Abstract Summary
Aging vibration-prone structures may require up-to-date proofs of their load-bearing capacity for retrofitting or life-cycle assessments. The structural vibration response is affected by naturally variable structural properties and loads, known as aleatory uncertainties. With modeling, additional epistemic uncertainties are introduced due to missing knowledge of model parameters. The model responses then include both types of uncertainties in a mixed and nested form. Quantifying these polymorphic uncertainties is particularly important in structural dynamics, where a deterministic model may significantly underestimate responses, such as resonance phenomena.
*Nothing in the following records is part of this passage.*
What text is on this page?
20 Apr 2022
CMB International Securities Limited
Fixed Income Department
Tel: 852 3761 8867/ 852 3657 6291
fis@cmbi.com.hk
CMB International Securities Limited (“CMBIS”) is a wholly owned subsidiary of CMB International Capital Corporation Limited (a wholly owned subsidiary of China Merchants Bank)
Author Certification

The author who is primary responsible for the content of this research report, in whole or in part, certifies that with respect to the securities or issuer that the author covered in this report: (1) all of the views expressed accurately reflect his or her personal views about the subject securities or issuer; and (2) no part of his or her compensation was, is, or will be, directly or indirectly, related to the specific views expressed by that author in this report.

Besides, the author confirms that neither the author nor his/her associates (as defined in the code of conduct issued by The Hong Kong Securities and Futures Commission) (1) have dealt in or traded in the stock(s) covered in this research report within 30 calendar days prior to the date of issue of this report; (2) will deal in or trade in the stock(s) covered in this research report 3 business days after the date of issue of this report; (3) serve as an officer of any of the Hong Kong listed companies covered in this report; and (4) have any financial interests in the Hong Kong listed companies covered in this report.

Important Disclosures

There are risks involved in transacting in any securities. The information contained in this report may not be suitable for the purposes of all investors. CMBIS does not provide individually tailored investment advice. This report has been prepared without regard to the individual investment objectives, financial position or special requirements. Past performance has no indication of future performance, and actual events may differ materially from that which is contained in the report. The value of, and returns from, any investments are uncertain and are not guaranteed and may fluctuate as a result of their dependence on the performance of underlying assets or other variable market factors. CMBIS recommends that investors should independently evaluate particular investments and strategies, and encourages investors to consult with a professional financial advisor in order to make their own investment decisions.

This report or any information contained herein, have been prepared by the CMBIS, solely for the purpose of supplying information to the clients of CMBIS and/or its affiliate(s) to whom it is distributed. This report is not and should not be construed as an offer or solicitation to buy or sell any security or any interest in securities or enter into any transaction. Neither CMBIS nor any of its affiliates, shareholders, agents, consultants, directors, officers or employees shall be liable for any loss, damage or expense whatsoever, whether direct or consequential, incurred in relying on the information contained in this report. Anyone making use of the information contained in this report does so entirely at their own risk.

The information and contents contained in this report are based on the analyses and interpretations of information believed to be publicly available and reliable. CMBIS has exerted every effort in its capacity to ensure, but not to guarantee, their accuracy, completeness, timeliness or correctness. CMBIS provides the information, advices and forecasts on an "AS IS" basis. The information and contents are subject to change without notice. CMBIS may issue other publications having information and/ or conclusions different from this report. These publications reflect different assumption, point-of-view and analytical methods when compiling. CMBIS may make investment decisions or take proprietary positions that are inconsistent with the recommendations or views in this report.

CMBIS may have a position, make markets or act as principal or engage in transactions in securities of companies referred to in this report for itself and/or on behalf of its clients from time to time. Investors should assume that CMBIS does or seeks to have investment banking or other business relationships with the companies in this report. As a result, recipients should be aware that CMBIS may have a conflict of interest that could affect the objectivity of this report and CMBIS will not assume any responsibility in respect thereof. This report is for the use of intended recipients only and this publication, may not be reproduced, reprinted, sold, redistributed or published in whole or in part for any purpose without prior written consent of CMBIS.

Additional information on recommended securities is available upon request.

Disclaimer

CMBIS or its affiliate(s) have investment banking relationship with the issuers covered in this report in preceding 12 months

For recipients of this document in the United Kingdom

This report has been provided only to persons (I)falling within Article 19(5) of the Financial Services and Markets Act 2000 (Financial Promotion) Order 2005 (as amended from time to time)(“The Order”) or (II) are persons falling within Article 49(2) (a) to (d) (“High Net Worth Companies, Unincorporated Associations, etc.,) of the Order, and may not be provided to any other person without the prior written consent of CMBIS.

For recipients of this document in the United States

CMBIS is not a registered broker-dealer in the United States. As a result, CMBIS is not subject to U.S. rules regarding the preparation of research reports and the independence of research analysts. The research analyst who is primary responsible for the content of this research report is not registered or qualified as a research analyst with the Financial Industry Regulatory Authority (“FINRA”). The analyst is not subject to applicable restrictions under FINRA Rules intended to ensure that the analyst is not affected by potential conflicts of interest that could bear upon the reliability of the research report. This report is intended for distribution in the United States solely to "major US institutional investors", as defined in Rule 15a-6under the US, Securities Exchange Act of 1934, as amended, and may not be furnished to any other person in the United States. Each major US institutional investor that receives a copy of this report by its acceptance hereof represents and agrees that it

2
A case study was conducted to characterize the vibration behavior of a guyed mast under polymorphic uncertainties. A simplified linear structural model was built using commercially available FEM software. Polymorphic uncertainties in the input parameters were modeled and propagated using in-house code.
Aleatory uncertainties were modeled by probability theory, and a quasi-Monte Carlo simulation based on importance sampling facilitates an efficient reuse of computed samples. Epistemic uncertainties were modeled by evidence / belief function theory and their propagation was performed using approximate interval optimizations, avoiding surrogate models to avoid non-physical results. Particular emphasis was placed on computational efficiency, as the developed method is designed to be used for more complex numerical models. Statistics and aggregation of belief functions were used in conjunction with sensitivity analyses to yield explainable results.
The case study scenario is a retrofit of a guyed mast based on outdated design documents. Epistemically uncertain parameters include unknown structural damping, cross-section tolerances and material properties, the additional mass from antennas and cables, and pre-tensioning forces of the guy wires. Aleatory uncertainties arise from temperature effects on the guy wires and the viscosity of the dampers, as well as from icing in winter. The results highlight the natural variations of resonant frequencies, the characterization of resonant bands due to epistemic uncertainties, and the effectiveness of a deterministically designed Tuned Mass Damper in a structural model influenced by polymorphic uncertainties.
The developed methodology is applicable to moderately computationally expensive models of any type and does not require building surrogate models. Model runs are efficiently re-used and the uncertainty propagation can be highly parallelized. At the same computational cost, a pure stochastic treatment of uncertainties achieves slightly better variances, while concealing the influence of missing knowledge. The method reveals where enhancing knowledge about partly-known model parameters is beneficial and permits robust retrofit designs or increased confidence in life-cycle estimates.